Six Good Ways to Shake up Your Business in 2016
Does your small business seem to be on a treadmill? If so, maybe it’s time for a makeover to shake things up in 2016 and get your revenue growing.
Try this: Put everything up for grabs, including the systems and technology you are using, your sales and marketing plans, product development, budget, sales and expense expectations, mission statement, website and whatever else you can think of that might have an impact.
Make 2016 about regrouping and renewing your business for an improved economy where customers are more demanding and better informed than ever, and they are plugged into the Internet and mobile devices in greater numbers than ever before.
Here are six suggestions for changes that can help give your business a revenue and profit makeover:
1. Track and reward your best customers. Repeat customers are gold for almost any small business. So you need to treat them that way. The first step is to make sure you know who they are. Too many small businesses fail to analyze customer spending and get a clear picture of who is most valuable – and least valuable – from a revenue and profit perspective.
Look at which customers are giving you the most profit, and coddle them, woo them, don’t lose them! Offer them frequent buyer rewards. Send them a small gift at their one- two- or five-year anniversary. Give them a random call every few months to “check in,” thank them, and ask what else they might need. Look for opportunities to introduce other products or services of yours that might be a good fit.

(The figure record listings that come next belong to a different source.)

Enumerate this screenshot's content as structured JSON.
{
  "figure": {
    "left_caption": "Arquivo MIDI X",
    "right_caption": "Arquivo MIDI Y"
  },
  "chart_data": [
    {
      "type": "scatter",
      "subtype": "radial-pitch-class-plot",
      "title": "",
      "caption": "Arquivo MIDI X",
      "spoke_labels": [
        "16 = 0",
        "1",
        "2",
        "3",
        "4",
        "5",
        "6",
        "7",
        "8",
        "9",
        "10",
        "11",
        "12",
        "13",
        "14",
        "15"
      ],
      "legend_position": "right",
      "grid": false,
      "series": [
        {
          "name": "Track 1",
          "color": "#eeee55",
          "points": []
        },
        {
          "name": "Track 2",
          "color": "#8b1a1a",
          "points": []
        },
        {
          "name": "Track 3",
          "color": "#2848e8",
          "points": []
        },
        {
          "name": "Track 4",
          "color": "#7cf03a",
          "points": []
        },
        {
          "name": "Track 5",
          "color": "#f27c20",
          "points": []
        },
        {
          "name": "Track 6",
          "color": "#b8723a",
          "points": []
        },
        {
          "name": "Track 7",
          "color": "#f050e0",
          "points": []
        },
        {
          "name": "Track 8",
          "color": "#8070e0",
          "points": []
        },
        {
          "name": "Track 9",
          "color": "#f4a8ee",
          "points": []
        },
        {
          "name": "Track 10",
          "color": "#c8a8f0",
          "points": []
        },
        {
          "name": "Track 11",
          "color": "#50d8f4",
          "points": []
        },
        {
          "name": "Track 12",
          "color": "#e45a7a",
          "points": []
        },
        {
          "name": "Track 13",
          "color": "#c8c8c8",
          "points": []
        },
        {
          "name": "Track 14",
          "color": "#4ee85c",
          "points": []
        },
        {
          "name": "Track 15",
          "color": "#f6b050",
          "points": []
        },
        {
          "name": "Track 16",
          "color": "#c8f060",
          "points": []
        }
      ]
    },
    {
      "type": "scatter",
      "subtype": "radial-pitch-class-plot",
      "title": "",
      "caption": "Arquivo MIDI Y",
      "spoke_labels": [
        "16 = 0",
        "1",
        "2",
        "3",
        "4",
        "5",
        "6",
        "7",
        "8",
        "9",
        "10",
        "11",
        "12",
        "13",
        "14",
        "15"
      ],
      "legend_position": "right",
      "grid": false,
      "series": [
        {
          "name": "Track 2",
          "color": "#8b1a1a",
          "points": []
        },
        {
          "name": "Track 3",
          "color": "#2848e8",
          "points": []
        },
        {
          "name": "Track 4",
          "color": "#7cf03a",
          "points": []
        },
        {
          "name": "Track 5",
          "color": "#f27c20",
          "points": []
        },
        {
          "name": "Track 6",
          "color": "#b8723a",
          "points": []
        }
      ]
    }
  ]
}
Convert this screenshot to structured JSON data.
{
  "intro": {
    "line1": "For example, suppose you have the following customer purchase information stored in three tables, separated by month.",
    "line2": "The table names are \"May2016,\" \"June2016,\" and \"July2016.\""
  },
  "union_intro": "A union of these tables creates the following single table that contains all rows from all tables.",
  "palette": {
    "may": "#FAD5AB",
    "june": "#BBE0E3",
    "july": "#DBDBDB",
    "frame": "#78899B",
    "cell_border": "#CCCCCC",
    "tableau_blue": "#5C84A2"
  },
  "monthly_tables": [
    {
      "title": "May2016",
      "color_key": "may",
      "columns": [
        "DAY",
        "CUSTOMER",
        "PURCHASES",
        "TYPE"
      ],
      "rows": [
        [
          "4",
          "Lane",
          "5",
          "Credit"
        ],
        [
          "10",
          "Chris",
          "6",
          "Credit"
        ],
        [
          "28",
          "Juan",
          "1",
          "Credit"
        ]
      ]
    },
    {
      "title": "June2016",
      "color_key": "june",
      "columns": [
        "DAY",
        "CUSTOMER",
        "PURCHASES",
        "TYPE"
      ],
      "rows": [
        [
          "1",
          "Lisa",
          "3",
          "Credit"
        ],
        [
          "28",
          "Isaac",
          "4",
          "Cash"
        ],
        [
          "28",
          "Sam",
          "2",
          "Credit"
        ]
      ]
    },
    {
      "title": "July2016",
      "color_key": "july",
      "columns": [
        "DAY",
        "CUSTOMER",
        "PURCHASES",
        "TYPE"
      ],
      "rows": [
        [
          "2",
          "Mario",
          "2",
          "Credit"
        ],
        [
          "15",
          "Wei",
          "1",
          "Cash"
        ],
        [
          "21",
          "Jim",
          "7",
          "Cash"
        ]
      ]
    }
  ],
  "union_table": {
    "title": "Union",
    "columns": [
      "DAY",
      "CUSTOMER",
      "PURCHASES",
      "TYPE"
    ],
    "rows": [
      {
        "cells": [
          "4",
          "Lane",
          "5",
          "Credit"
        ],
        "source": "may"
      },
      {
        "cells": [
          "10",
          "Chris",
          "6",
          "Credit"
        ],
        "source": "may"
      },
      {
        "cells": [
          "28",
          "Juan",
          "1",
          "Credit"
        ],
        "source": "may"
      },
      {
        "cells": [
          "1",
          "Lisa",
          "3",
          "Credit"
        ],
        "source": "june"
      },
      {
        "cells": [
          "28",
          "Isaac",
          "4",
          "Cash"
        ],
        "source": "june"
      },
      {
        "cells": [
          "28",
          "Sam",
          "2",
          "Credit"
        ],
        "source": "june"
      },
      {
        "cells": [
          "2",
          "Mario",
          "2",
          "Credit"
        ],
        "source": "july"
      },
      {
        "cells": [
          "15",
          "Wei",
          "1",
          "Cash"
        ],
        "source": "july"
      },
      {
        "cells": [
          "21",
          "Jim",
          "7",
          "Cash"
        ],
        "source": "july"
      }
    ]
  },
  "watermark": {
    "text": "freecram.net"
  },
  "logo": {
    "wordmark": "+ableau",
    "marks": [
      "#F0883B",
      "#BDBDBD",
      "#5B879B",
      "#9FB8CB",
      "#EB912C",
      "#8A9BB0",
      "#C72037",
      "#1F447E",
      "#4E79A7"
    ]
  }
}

2. Downplay or cut loose unprofitable customers. This is the flip side of #1 above. Sometimes, the highest-maintenance, most time-consuming customers you have are the ones who pay you the least. Analyze the profit margin (or lack thereof) that each customer or customer segment produces. Stop pursuing customers or segments that are not helping you be profitable.
Then take the time and resources spent on unprofitable customers and re-allocate it toward segments that are providing you a better return on your investment of time or money.
3. Spark new selling relationships. Consider overhauling your sales behavior. One way to do that is to transform the mindset of one-time sales into an ongoing “sales relationship” effort. Take time to learn more about customers – their likes, dislikes, needs and wants – and plug this information into a CRM system of some kind (such as Salesforce). Follow up with regular value-based communications offering helpful tips and information.
4. Extend your staff through outsourcing. Whatever type of skill or service you need, think hard before hiring a new employee or keeping an old employee. Look at each department or each person when you are trying to manage costs. Can you eliminate positions (perhaps through attrition), combine jobs, delete processes, and outsource tasks? Outsource exactly what you need for the right amount of time and the right amount of money.
5. Step up your social networking. From blogs to Twitter to LinkedIn to Facebook, invest big-time in building the online and social media presence you need to compete in the new digital world. Businesses that don’t leverage social networking will be left behind. Jump-start new relationships in 2016 with a burst of social media activity. Update all your social sites and accounts. Keep your online relationships fresh and dynamic with news, blogs, newsletters, tips, and surveys. Find an online forum in your industry and become an active contributor.
6. Work from where ever. With cloud technology, you are no longer bound to a desk. Log onto some new interactive cloud-based systems that can help you do your business anywhere. Make sure to you have Internet connections on all of your devices. Everything you once needed to do in your own office can now be done remotely. Best of all, when your employees are sharing files in the cloud, it makes for a much more cohesive, connected team. Check out apps such as Expensify, Evernote, Dropbox and Addappt.